Penn State Sex Scandal Highlights Depraved Culture of College Football
College football is a breeding ground for slime balls and swindlers. It turns men with lofty morals into corrupt criminals.
This has never been more apparent than it is in the sickening bright light of the Penn State sex scandal. While this deplorable set of circumstances has taken college athletics to a depraved new low, the conditions that created it have led to rampant reprehensible behavior time and again in countless universities.
Jobs, careers and the health of entire educational institutions can ride on the success of the football team.
College football is huge business. To give you an idea of the kind of numbers we're talking about, in 2009, Forbes listed the Texas Longhorns as the nation's most valuable team.

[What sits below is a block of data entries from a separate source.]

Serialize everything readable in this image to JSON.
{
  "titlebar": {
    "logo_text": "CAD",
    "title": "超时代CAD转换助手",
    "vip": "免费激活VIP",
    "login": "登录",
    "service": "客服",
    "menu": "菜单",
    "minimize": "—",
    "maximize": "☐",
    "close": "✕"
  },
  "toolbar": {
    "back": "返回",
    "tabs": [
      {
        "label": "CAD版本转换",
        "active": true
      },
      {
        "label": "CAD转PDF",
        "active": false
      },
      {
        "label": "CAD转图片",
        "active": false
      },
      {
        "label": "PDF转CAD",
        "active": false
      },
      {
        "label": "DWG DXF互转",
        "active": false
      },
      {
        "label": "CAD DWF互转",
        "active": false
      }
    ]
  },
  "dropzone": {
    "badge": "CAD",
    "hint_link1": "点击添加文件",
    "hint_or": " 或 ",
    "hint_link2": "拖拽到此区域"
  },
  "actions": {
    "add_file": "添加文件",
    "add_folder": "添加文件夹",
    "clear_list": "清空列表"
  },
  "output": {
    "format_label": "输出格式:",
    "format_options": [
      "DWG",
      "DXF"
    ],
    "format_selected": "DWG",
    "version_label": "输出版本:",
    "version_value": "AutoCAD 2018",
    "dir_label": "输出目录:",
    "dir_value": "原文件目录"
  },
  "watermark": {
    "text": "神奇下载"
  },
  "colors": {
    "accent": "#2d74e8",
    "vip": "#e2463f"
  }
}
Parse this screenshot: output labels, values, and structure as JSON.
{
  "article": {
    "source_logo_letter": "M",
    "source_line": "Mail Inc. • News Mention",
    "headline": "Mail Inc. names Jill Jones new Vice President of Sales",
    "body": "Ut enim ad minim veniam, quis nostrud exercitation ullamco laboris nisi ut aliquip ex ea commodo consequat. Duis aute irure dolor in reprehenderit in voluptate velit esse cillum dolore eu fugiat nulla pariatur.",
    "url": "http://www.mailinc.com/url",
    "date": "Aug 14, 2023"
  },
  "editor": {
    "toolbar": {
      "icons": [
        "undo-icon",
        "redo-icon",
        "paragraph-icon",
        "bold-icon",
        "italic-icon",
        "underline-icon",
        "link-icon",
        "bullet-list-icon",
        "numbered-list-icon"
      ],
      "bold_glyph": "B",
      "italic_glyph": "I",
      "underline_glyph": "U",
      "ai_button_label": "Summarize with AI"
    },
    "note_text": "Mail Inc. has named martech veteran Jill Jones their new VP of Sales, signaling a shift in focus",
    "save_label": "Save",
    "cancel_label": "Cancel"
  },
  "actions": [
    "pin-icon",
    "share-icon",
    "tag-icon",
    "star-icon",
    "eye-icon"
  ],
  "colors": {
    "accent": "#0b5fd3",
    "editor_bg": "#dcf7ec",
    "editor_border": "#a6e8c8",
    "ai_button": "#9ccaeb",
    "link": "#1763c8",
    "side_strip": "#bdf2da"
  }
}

They generated $119 million that year—$59 million of which was profit.
It is not just about money, either. A strong football program also leads to invaluable prestige and notoriety.
The bottom line is that a quality program allows everyone involved with a university to have access to better facilities and higher salaries.
People will do funny things for this kind of security and power.
These conditions have led to countless cases of corruption and disgusting criminal activity.
It is the same combustible mix of circumstances that led to the respected powers that be at the prestigious Penn State University to act in their own self-interest and sweep the actions of an accused child molester under the rug.
Numerous people at Penn State were aware of the allegations that assistant coach Jerry Sandusky was molesting a 10-year-old boy in the showers of the Penn State locker room. Yet no one notified the authorities.
University president Graham Spanier knew enough that he was willing to sign off on a ban that kept Sandusky from bringing boys onto the Penn State campus, and he was maniacally selfish enough to not alert authorities or launch an official investigation.
He either knew the sordid details of the allegations, or made sure he knew as little as possible to protect himself. Either way, he chose to act with the goal of self preservation instead of acting for the greater good.
In his mind, it was worth it to keep Penn State's name out of the mud while letting a man that was a possible child molester continue to have access to countless children.
This is the kind of savage, twisted and depraved logic that can only come with the intoxication of greed and power.
While this is certainly the most disturbing evidence of the sickness that the culture of college football brings to society, it is not anywhere near the only thing.
Institutions have, and will continue to, turn a blind eye to boosters and agents paying players, trainers giving young adults performance enhancers, teachers not holding athletes to academic standards and countless recruiting violations committed by coaching staffs.
For far too many universities these kinds of behaviors only become a problem when they become public, and they become a bigger liability than an asset.
It is wrong, dangerous and out of control. And there is no end in sight.